Innovations driven by an industry veteran called George Mitchell had made it possible for the first time to produce gas at commercially viable rates from formations such as the Barnett Shale of north Texas. EOG was an early adopter of the technology....
When EOG found itself with an overabundance of natural gas, as well as many competitors who did too, they innovated some more and discovered they could also push oil through shale;
Conventional wisdom held that while small gas molecules might be able to slip through the tiny pore spaces in shale rocks, much larger oil molecules could not. “If you had taken a poll in 2005 of 1,000 industry executives, 999 of them would have said you cannot flow oil commercially through shales, because the hydrocarbon size of oil is too large,” he says.
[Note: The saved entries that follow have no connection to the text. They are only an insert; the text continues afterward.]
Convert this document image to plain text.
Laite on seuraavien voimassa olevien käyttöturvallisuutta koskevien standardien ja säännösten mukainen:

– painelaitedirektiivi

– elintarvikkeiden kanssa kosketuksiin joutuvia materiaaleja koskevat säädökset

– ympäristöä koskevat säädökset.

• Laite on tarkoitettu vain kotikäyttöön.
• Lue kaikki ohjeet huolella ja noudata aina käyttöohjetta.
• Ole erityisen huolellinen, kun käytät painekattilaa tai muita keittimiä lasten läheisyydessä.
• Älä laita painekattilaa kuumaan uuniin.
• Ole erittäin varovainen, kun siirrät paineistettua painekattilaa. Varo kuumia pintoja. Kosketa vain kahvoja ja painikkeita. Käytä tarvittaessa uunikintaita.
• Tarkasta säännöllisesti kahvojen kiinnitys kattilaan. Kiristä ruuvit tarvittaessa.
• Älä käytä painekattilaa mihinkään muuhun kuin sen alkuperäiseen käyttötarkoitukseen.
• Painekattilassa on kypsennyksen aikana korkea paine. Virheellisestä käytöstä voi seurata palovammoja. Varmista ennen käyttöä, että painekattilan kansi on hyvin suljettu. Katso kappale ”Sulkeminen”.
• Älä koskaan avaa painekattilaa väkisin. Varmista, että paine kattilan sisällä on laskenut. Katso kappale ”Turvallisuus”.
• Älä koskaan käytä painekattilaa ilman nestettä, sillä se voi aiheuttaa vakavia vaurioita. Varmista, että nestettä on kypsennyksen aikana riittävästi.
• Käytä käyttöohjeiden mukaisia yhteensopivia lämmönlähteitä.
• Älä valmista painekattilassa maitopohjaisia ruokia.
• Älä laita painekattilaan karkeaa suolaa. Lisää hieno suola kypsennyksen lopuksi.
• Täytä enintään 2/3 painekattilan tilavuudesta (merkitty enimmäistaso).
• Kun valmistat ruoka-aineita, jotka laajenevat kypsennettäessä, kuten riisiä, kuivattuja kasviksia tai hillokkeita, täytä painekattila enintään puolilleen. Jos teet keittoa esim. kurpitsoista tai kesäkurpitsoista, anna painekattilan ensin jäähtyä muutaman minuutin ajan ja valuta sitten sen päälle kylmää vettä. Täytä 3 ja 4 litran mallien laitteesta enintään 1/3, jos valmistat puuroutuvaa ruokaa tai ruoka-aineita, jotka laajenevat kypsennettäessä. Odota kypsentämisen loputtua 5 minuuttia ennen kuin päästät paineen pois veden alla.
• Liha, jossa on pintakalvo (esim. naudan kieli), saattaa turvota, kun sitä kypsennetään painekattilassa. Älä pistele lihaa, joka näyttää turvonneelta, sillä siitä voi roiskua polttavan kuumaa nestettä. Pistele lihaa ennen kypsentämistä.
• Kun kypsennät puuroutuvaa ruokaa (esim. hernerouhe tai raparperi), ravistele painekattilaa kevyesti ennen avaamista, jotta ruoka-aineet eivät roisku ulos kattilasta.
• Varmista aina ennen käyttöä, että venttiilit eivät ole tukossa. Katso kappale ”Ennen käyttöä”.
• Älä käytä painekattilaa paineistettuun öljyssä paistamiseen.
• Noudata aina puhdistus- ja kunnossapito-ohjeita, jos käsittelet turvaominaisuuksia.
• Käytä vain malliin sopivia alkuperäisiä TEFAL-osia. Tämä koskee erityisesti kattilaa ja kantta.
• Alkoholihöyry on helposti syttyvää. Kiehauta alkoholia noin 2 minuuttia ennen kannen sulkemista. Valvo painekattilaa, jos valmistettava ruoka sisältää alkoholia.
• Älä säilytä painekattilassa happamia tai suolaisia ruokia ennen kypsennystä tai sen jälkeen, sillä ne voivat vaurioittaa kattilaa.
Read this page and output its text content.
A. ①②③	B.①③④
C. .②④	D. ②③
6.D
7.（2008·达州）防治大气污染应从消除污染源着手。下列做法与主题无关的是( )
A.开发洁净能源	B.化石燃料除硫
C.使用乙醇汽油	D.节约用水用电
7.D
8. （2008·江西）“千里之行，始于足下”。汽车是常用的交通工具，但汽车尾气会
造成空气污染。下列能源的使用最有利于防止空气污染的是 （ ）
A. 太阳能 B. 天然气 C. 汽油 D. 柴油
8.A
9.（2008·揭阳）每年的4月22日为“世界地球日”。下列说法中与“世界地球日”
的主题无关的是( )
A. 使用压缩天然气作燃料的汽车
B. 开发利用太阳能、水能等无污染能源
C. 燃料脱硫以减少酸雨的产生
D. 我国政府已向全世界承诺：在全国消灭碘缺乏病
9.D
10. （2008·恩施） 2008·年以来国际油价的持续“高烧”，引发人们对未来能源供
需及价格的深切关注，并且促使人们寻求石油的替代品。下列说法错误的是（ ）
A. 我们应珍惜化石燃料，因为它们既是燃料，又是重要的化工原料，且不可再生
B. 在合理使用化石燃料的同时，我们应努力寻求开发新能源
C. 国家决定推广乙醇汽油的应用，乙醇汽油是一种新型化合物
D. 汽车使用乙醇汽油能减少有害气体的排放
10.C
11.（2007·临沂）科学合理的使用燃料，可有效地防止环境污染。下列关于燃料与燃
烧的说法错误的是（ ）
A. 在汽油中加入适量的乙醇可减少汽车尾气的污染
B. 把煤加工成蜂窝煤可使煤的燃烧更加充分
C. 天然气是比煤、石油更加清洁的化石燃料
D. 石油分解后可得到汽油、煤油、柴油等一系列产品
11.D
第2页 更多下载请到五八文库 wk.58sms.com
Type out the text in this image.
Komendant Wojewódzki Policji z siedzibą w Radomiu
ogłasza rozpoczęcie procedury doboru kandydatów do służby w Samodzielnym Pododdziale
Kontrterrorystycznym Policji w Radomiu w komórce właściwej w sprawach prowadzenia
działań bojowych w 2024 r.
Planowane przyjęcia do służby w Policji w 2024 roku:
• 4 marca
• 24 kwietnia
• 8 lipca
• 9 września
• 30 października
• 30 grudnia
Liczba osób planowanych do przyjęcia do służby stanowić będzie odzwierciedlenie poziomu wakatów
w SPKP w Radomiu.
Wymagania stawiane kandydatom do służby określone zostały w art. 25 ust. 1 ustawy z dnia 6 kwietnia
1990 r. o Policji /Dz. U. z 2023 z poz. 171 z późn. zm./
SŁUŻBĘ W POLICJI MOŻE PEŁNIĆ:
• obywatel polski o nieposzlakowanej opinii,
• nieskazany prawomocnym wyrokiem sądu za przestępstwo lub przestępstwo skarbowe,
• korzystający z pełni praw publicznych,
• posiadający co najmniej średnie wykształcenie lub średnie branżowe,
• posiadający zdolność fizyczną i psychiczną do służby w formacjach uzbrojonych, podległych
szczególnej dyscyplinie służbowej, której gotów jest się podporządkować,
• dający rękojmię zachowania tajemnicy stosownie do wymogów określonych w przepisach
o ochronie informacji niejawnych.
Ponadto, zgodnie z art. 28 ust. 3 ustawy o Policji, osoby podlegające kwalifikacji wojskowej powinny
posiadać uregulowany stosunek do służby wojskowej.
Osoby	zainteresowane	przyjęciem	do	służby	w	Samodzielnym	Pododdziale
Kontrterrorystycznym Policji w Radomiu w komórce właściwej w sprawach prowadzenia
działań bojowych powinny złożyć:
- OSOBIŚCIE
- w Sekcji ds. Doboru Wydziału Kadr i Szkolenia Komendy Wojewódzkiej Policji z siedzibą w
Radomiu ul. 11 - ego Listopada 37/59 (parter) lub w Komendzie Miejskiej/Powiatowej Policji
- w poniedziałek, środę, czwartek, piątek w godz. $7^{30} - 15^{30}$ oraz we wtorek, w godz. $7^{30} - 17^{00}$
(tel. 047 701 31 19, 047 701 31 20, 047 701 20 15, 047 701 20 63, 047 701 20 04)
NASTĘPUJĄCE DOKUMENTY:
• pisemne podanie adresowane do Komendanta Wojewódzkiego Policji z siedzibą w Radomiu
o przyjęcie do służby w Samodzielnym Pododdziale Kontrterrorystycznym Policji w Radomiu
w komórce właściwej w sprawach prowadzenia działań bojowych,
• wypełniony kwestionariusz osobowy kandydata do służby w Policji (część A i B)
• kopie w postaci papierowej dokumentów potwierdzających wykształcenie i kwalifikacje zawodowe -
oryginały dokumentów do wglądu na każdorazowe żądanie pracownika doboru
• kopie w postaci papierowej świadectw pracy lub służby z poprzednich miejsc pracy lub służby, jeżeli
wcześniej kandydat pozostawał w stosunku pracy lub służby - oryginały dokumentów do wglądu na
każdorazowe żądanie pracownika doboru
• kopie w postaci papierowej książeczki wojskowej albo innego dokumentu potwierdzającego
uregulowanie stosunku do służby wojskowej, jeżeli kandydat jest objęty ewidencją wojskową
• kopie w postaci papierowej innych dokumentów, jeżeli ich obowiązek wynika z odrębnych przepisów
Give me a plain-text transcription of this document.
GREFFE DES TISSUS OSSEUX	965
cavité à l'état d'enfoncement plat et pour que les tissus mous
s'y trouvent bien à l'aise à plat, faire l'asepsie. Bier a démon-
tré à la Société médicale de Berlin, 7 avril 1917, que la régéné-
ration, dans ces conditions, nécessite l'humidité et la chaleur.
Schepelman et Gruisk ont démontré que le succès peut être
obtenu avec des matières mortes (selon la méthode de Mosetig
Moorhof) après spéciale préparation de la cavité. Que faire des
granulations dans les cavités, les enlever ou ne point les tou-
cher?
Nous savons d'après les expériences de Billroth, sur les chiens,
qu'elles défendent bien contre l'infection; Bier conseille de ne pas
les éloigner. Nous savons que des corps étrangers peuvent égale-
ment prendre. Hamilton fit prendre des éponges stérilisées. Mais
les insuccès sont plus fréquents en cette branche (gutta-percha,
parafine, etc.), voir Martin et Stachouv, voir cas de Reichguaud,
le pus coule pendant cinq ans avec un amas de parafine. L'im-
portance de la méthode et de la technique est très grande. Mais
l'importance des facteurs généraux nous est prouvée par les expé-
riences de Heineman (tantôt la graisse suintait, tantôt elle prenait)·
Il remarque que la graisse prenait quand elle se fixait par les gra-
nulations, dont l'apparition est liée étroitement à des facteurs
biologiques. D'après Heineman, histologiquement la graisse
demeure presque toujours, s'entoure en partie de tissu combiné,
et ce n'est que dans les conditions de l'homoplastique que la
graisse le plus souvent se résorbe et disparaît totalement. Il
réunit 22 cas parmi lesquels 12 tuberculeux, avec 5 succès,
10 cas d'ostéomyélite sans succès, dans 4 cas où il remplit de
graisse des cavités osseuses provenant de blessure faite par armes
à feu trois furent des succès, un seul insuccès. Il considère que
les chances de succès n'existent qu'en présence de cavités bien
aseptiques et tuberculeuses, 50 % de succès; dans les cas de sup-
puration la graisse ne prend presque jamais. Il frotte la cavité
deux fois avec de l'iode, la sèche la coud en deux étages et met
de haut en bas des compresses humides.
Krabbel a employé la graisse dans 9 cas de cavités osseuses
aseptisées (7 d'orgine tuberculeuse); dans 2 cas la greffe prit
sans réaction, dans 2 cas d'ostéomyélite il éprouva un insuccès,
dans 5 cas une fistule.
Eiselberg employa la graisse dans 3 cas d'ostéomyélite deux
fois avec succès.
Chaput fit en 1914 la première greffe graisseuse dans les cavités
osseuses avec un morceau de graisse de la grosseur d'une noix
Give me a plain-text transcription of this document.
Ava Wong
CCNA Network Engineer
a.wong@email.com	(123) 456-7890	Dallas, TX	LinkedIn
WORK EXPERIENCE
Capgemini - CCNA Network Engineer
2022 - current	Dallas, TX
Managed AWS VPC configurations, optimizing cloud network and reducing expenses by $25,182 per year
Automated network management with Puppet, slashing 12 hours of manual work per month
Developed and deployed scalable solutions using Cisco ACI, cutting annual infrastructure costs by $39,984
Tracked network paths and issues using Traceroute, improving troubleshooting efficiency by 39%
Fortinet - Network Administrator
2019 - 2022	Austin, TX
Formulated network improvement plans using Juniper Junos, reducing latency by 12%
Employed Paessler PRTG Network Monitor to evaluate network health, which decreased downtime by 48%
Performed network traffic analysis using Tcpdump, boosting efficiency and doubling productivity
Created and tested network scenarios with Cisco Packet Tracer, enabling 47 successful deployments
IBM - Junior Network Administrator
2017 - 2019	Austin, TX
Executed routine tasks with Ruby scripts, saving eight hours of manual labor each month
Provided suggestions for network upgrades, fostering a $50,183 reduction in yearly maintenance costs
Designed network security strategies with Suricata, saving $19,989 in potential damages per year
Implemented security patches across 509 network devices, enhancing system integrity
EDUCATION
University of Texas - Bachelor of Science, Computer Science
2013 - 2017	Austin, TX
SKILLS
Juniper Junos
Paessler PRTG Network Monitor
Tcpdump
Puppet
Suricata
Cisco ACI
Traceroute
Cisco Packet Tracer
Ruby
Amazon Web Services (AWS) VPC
Rather than taking the conventional wisdom on trust, Papa was determined to find out for himself. EOG studied shales using CAT scanners, and concluded that although the pore spaces were small, they were still big enough for oil to flow through them. Even so, when Papa announced his planned pivot to oil, many of EOG’s managers were sceptical.
 Now he's a billionaire too (and can afford to buy his wife tailored leather slacks like Mrs. Ken Lay had). And American motorists are again paying less than $3 for a gallon of gasoline.